People often catch the travel bug during their years as a student in college. For some, studying abroad in a country gives them the freedom they had been looking for, the complete change in culture they had been yearning to experience, and the feeling of excitement they were seeking from a new adventure. Many other students choose to head out into the unknown by packing a bag, grabbing a water bottle
and map, and backpacking across Europe for a few weeks or months until they miss their parents’ home cooked meals, sleeping in their own beds, or just having clean clothes.
If you’re one of those adventurous ones who wants to hit the road and backpack through Europe, you might want to do some research and plan out your route before you take on such a big adventure. Here are a few tips to consider when planning your backpacking trip to another continent:
Tip 1 – Choose the right backpack
Make sure you get a bag that can withstand all of the everyday wear and tear of your trip along with all types of weather. Its got to be comfortable, sturdy, and most importantly large enough to hold all of your belongings (and souvenirs!)
Tip 2 – Pack lightly
Remember that you only have one little bag to carry all of your stuff for the next few weeks. A good rule of thumb to follow is to pack once, then dump it all out and pack again, this time eliminating about ¼ to ½ of your original fill. Label things as “Must-have” and “Maybe” and only bring the “Maybe” items if you have some extra room…I think it’s safe to say that you probably won’t.

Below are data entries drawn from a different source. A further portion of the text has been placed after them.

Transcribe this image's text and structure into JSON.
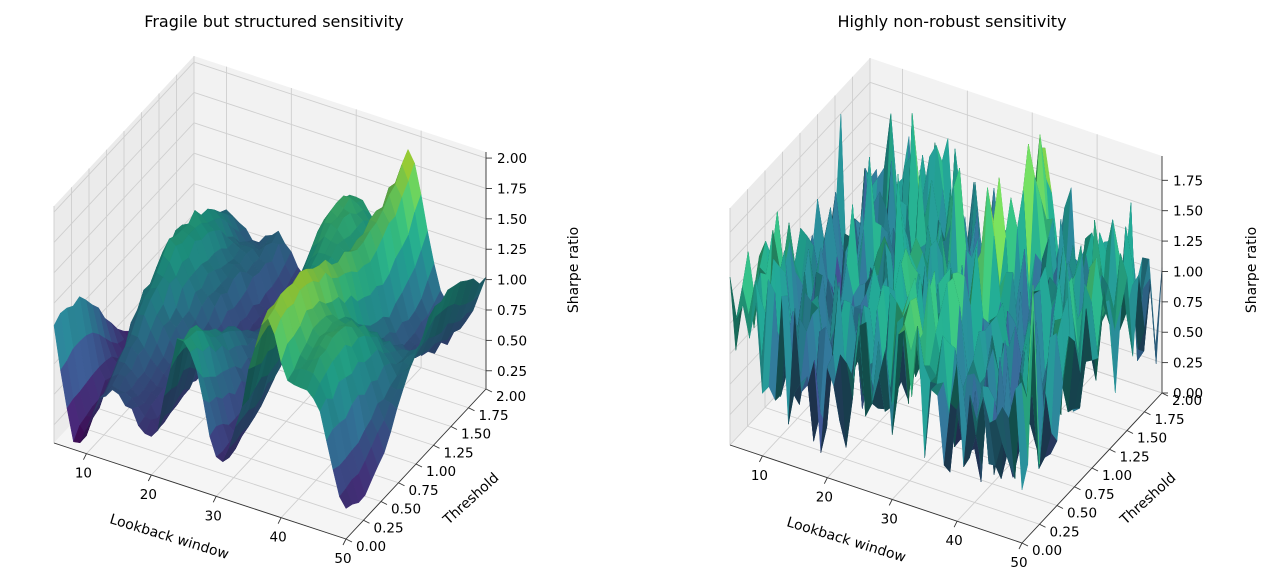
{
  "chart_data": [
    {
      "type": "surface",
      "title": "Fragile but structured sensitivity",
      "xlabel": "Lookback window",
      "ylabel": "Threshold",
      "zlabel": "Sharpe ratio",
      "xlim": [
        5,
        50
      ],
      "ylim": [
        0,
        2
      ],
      "zlim": [
        0.1,
        2.05
      ],
      "colormap": "viridis",
      "xticks": [
        "10",
        "20",
        "30",
        "40",
        "50"
      ],
      "yticks": [
        "0.00",
        "0.25",
        "0.50",
        "0.75",
        "1.00",
        "1.25",
        "1.50",
        "1.75",
        "2.00"
      ],
      "zticks": [
        "0.25",
        "0.50",
        "0.75",
        "1.00",
        "1.25",
        "1.50",
        "1.75",
        "2.00"
      ],
      "surface_peak": {
        "lookback": 38,
        "threshold": 1.5,
        "sharpe": 2.05
      },
      "surface_min": {
        "lookback": 20,
        "threshold": 0.1,
        "sharpe": 0.1
      }
    },
    {
      "type": "surface",
      "title": "Highly non-robust sensitivity",
      "xlabel": "Lookback window",
      "ylabel": "Threshold",
      "zlabel": "Sharpe ratio",
      "xlim": [
        5,
        50
      ],
      "ylim": [
        0,
        2
      ],
      "zlim": [
        0,
        1.95
      ],
      "colormap": "viridis",
      "xticks": [
        "10",
        "20",
        "30",
        "40",
        "50"
      ],
      "yticks": [
        "0.00",
        "0.25",
        "0.50",
        "0.75",
        "1.00",
        "1.25",
        "1.50",
        "1.75",
        "2.00"
      ],
      "zticks": [
        "0.00",
        "0.25",
        "0.50",
        "0.75",
        "1.00",
        "1.25",
        "1.50",
        "1.75"
      ],
      "surface_peak": {
        "lookback": 33,
        "threshold": 1.6,
        "sharpe": 1.95
      },
      "surface_min": {
        "lookback": 25,
        "threshold": 0.2,
        "sharpe": 0.0
      }
    }
  ]
}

3 – Have your passport (and visa, if needed) ready at least 3 months ahead of time
If you’ve never gotten a passport before, you can file for one at your local state or federal court house or pick up an application at most post offices. Passports usually cost around $110 ($97 for the passport and a few extra bucks for the photos) and because they are in such high demand, they can take months to receive, so be sure to file early!
If you already have a passport, make sure that it is valid at least 6 months after you plan to arrive back in the U.S.
Make a photocopy of your passport and/or visa before you leave. It’s probably not the best idea to carry this with you at all times when you’re abroad, as there are many pick-pocketers that target travelers and tourists. Since this is your key into and out of countries and back to the U.S., it is wise to keep this in a safe spot (not in the front pocket of your bag). Lock it up in your hotel/hostel room and only carry the copy with you when you are out and about exploring the town.
4 – Photocopy your documents and leave the copy with family or friends at home
Before you leave on your trip, make a photocopy of your passport, visa, flight and hotel/hostel information, or any other important details or itinerary that will be part of your trip. If something should happen or you lose or have your passport stolen, there will be someone back home with all of your documents and can know where you are.
5 – Use student travel websites or companies to book your flights
Probably the biggest expense you will have for your trip is the airfare to and from Europe. Companies dedicated to student travel usually offer the best rates around, so definitely check those out before turning to other travel agencies or websites. Note that the cheapest places to fly in and out of are London, Zurich, Frankfurt, and Amsterdam, so try to plan to arrive and leave from these ports.
6 – Money matters
A safe budget to follow is about $60-$75 per day that you will be traveling. That might seem like a lot, but if you consider meals, hotels/hostels, travel, and souvenirs, you can see how all of that can quickly add up. While it’s a good idea not to carry too much cash with you at one time, you also need to be aware of ATM and international banking fees. Definitely stop in or call your bank in the U.S. and see what their rates are and if you will be charged for each transaction. If you need to use an ATM while abroad, it might be a good idea to take out a larger sum of money all at once so you don’t have to keep visiting the machine every day and rack up charges.
It’s also a good idea to give your bank written notice of your consent to let someone back home access your accounts while you’re away. If, for some reason, your card is not working or you need more money deposited in your account, having someone already authorized to do it for you will save you a lot of time and hassle.
Another tip: exchange some of your dollars into Euros before you leave, but note that the airport is not the best place to do this, as their exchange rates are quite high. Some major banks have international fare available for exchange as well as some companies like AAA.
These are just a few of the many tips for future backpackers ready to hop across the pond to explore Europe, but there are a lot of great websites with important tips and words of advice from other backpackers, so definitely do some research online before you go. What are you waiting for? Start planning your trip!